Simplified flow to support quicker pricing action.
Pricing Simplified Across Fragmented Systems
Outcome + Strategy
Designing Pricing Workflows
By simplifying fragmented pricing workflows at Norwegian Cruise Lines, I reduced dashboard redundancy by 25% and made pricing decisions faster and easier to trust.
In 4 months, I redesigned workflows within tightly coupled systems—prioritizing decision clarity over raw data visibility to support real-time pricing actions.
Reduced dashboard redundancy.
Delivered redesign within complex constraints.
The Challenge
Streamlining Pricing Decisions
How might we streamline how tours are priced across multiple internal tools?
Pricing workflows spanned fragmented systems—leaving analysts to manually piece together decisions under time pressure.
Analysts couldn’t confidently set pricing in real time, impacting revenue decisions.
Missed Revenue
Delayed pricing decisions in time-sensitive moments.
Higher Error Risk
Inconsistent pricing outcomes across analysts.
UX Research + Discovery
When Pricing Signals Stop Agreeing
Analysts were reconciling conflicting pricing signals across disconnected systems in real time.
“You could get three different answers depending on which screen you looked at first.”
Fragmented Signals
Competing tools created conflicting pricing views.
Manual Reconciliation
Analysts compared screens to decide what to trust.
No Shared Decision Logic
Teams lacked a shared model for resolving conflicting pricing signals.
Logic Diagramming
Making Hidden Pricing Logic Visible
Pricing actions carried edge cases and failure states across multiple operational scenarios.
I worked with product, engineering, and analytics to map how pricing decisions should resolve before moving into interface design.
Mapped the flow
Documented pricing rules, validation paths, warnings, and failure states.
Aligned teams
Revealed gaps between how the system worked and how teams thought it worked.
Prioritized decision paths
Focused on high-frequency error states over exhaustive edge cases.
Spreadsheet Prototyping
Testing Layout Priorities
Card sorting and workflow analysis helped identify which signals analysts relied on most.
Spreadsheet prototypes were used to test hierarchy, scan patterns, and field prioritization before moving into interface design.
Priority Fields First
High-frequency signals moved into the first scan zone.
Kept Familiar Fields
Legacy fields stayed visible to preserve analyst habits.
High-Fidelity Workflow
The After: Pricing Signals Organized Around Action
Workflow Fragmentation
The Before: Fragmented Pricing Signals
Analysts stitched together pricing decisions across disconnected views.
Manual Reconciliation
Performance, urgency, and pricing signals lived across separate workflows and spreadsheets.
Outcome
Faster, clearer pricing decisions in one workflow
“It’s well designed and pretty intuitive.

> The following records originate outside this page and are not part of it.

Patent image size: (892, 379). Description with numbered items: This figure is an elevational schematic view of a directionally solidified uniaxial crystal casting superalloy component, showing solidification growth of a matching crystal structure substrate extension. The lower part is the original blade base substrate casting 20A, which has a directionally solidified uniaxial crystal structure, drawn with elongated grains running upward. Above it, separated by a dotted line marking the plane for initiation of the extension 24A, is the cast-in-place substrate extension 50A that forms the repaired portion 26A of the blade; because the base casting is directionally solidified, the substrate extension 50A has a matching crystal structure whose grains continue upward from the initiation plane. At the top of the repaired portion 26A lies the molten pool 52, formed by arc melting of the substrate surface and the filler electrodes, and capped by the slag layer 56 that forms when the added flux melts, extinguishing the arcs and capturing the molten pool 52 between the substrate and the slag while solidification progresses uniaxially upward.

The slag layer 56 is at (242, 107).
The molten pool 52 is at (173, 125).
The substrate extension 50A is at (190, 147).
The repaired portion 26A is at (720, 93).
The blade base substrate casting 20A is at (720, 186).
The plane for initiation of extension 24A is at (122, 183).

It incorporates a lot of elements we are used to.”
Analysts previously reconciled pricing signals across fragmented tools.
I redesigned the workflow, unifying high-signal inputs into one experience—making pricing decisions faster, clearer, and easier to learn.
Faster pricing decisions by reducing cross-tool reconciliation.
Analysts rated the workflow highly for supporting pricing decisions.
Easier to learn through familiar patterns and clearer signal hierarchy.
Iteration & Rollout
Refining the Workflow Before Rollout
After validating the core workflow, we focused on tightening high-frequency pricing scenarios instead of expanding functionality.
Surfaced Pricing Risk Faster
Made 30%+ price changes easier to scan so analysts could identify high-risk pricing actions more quickly.
Reduced Package Confusion
Added show/hide toggles to simplify nested package relationships without increasing interface complexity.
Stabilized the Core Flow First
Deferred EU pricing adjustments until the primary pricing workflow proved reliable under real operational use.
Reflection
Lessons From the Build
Building the workflow clarified which pricing behaviors mattered most—and which operational assumptions needed to evolve.
Dashboards need clear next actions
Reducing scan complexity mattered more than exposing every available signal.
Visualizing relationships early reduced ambiguity
Workflow diagrams helped teams align before implementation decisions became expensive.
Prioritize high-frequency scenarios sooner
Focusing earlier on repeated analyst behaviors would have reduced downstream feature churn.
Align constraints earlier
Co-defining technical and operational constraints upfront improved later roadmap decisions.